Most of the increasing cow costs can be attributed to pasture rent, which has increased more than $100 in the last few years.
“Producers are going to have to become more and more effective in managing this limited resource and find ways to produce more and more,” he explained.
Management is key, Robb added.
“Producers are going to have to really manage their pastures by getting rid of noxious weeds to get more productivity,” he said. “Many people are not going to come into this business at $900 per cow that were in this business prior to the drought.”
Robb sees 2016 as a year of transition.
“There are more cattle behind us, and we’re placing less,” he said of the fat cattle market. “Prices will be under more pressure in the second half of 2016 when fed cattle prices feed back into calves and yearlings.”
The biggest part of that adjustment has already happened, Robb said, but producers can still expect lower prices. It will just be at a slower pace, he noted.
Southern Plains calf prices are projected to be just below two dollars a pound this year, which is still above 2013 prices.
The economist encouraged producers to keep a close eye on the cattle markets and the U.S. economy to determine the best time to sell.
“Fed cattle prices may be lower in the fourth quarter this year and could be at their lowest point of the year,” he said, while also projecting prices to be plus or minus $10 per hundredweight in the fourth quarter.
Since most ranchers sell calves in the fourth quarter, they may experience lower calf prices.
Producers should know their cost of production so they can determine whether or not to take early bids.
“Holding calves is probably not going to be profitable this year,” Robb said. “It is important to build numbers, but make sure and pay attention to downdrafts in the market.”

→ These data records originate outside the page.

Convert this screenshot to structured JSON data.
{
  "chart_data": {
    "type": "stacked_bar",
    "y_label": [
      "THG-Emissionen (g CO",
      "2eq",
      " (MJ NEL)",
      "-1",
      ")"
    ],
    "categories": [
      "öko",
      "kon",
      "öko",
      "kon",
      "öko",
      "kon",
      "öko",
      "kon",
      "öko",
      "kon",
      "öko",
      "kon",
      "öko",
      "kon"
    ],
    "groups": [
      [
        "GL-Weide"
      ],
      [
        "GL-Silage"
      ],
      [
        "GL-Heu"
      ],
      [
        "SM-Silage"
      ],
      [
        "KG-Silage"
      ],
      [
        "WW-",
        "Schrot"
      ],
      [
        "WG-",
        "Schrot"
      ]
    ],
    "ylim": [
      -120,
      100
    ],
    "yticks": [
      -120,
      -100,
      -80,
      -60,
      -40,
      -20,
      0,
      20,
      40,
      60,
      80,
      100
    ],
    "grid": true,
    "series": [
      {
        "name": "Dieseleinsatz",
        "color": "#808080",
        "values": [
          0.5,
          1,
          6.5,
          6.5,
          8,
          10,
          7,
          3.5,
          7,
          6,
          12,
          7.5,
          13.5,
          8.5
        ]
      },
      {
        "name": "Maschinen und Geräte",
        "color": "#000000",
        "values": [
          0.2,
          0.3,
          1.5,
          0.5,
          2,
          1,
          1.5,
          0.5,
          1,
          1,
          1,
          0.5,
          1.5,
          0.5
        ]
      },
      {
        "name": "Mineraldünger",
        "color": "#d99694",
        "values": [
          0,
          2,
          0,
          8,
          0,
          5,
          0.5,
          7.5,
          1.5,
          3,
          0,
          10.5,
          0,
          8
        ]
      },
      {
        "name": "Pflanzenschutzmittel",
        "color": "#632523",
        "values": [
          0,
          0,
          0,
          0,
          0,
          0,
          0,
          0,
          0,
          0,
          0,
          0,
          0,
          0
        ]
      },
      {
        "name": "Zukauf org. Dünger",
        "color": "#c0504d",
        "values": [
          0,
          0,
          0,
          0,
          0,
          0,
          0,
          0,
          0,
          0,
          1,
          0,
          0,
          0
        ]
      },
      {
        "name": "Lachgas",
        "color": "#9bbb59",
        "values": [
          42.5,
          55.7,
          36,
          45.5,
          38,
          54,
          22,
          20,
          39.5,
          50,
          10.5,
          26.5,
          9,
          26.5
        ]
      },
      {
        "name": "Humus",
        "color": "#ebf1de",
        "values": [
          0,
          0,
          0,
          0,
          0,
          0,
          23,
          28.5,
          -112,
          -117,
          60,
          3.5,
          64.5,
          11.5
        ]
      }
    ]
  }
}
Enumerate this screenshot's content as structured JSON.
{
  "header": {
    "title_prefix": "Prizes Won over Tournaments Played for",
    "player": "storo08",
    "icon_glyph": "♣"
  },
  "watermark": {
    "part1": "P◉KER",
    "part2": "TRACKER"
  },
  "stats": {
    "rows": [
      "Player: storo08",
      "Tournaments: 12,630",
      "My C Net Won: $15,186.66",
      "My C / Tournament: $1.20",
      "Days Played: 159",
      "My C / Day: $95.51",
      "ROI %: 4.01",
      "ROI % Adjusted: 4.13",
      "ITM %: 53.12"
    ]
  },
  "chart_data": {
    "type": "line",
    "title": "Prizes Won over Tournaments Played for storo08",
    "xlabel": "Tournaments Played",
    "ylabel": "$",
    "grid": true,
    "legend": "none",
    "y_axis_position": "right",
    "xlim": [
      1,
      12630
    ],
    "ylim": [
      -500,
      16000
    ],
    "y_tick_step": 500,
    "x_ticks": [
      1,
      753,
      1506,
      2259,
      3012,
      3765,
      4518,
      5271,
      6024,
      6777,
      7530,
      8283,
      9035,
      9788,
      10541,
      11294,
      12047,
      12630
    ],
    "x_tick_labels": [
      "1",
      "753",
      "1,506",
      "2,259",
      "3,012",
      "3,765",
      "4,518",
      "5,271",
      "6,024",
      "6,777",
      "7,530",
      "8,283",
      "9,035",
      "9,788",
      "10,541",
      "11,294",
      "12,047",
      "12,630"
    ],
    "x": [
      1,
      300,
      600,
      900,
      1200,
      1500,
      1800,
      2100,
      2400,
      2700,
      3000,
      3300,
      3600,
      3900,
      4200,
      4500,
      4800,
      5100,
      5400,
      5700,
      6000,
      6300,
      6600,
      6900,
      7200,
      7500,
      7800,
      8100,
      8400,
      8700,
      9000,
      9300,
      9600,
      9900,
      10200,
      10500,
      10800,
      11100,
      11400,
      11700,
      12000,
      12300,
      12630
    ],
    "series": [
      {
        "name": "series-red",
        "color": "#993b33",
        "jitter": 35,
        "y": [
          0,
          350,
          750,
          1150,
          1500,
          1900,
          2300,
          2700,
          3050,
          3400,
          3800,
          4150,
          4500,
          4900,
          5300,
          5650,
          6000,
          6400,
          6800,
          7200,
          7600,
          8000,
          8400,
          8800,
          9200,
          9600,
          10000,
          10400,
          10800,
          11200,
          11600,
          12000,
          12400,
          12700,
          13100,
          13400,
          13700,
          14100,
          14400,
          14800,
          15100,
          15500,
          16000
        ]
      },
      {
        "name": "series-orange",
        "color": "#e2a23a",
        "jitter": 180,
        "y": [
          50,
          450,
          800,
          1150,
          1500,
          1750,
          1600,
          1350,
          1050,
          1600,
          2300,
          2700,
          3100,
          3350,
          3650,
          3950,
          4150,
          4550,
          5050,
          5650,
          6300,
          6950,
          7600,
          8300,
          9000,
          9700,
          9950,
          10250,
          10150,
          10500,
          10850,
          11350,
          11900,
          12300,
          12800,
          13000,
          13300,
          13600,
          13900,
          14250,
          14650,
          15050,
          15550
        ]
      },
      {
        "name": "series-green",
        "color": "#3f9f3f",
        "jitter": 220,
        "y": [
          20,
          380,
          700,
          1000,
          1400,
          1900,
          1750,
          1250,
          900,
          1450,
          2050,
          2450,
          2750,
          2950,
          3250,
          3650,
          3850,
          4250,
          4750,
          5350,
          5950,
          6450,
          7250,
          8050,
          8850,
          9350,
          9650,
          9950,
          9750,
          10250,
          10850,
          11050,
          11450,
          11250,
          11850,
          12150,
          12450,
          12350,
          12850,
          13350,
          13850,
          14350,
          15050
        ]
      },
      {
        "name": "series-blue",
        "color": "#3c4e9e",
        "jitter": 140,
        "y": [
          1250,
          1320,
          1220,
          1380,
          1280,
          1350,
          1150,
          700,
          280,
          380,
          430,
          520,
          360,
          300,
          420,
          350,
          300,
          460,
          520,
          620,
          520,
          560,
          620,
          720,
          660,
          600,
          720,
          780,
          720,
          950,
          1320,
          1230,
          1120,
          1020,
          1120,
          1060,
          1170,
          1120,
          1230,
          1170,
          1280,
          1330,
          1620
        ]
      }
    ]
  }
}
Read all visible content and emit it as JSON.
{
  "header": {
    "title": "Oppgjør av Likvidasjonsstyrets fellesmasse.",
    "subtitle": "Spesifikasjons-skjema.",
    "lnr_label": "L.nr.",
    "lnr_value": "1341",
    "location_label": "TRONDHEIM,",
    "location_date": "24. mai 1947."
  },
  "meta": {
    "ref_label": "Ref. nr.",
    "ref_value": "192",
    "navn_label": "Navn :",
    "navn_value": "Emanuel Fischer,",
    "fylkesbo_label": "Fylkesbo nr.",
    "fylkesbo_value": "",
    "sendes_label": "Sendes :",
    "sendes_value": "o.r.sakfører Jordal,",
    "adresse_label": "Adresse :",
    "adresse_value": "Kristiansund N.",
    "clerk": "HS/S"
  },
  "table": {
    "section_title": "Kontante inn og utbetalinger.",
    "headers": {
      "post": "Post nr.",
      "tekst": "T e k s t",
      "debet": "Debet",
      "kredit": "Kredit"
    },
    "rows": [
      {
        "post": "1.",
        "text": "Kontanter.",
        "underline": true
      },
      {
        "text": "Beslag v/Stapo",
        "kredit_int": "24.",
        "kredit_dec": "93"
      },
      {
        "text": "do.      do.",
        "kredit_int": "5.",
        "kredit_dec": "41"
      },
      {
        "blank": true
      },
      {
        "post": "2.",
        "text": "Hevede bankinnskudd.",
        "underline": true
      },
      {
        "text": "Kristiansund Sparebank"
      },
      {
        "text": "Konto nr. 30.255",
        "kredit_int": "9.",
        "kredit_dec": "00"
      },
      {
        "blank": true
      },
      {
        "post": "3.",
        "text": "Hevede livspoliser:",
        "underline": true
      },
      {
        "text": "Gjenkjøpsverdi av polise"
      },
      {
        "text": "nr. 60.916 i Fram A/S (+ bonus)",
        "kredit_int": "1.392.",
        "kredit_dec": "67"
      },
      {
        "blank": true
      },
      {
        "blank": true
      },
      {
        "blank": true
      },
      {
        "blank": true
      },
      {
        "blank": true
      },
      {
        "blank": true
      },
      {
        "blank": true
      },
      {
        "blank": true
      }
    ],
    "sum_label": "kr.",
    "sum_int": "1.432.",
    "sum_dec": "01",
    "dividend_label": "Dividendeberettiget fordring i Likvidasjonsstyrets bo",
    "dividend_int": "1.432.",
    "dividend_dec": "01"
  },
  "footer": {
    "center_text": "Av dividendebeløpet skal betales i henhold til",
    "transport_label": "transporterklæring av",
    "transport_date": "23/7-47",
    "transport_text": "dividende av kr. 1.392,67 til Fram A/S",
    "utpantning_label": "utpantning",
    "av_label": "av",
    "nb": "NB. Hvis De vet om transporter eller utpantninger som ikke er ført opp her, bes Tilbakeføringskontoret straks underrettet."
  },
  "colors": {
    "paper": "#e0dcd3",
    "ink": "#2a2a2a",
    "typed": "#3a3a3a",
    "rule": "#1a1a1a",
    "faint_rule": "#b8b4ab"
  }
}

Several things could impact the market, pushing calf prices down, including the U.S. economy, the domestic demand profile and whether or not the U.S. goes into a recession pushed by the world economy.
Producers should also be prepared to react quicker if there is a short corn crop, with building cow numbers.
“The fourth quarter of 2014 was the peak of the cattle market for cull cows, calves, yearlings and fed cattle,” Robb stressed. “Cattle prices could continue to erode through 2018, then they will hopefully stabilize to more normal seasonal price patterns.”
Robb said 2016 will not be a repeat of 2015. He sees the biggest potential price drops this year and volatility in heavy yearlings. Producers need to make a plan, use discipline and get price protection, he noted.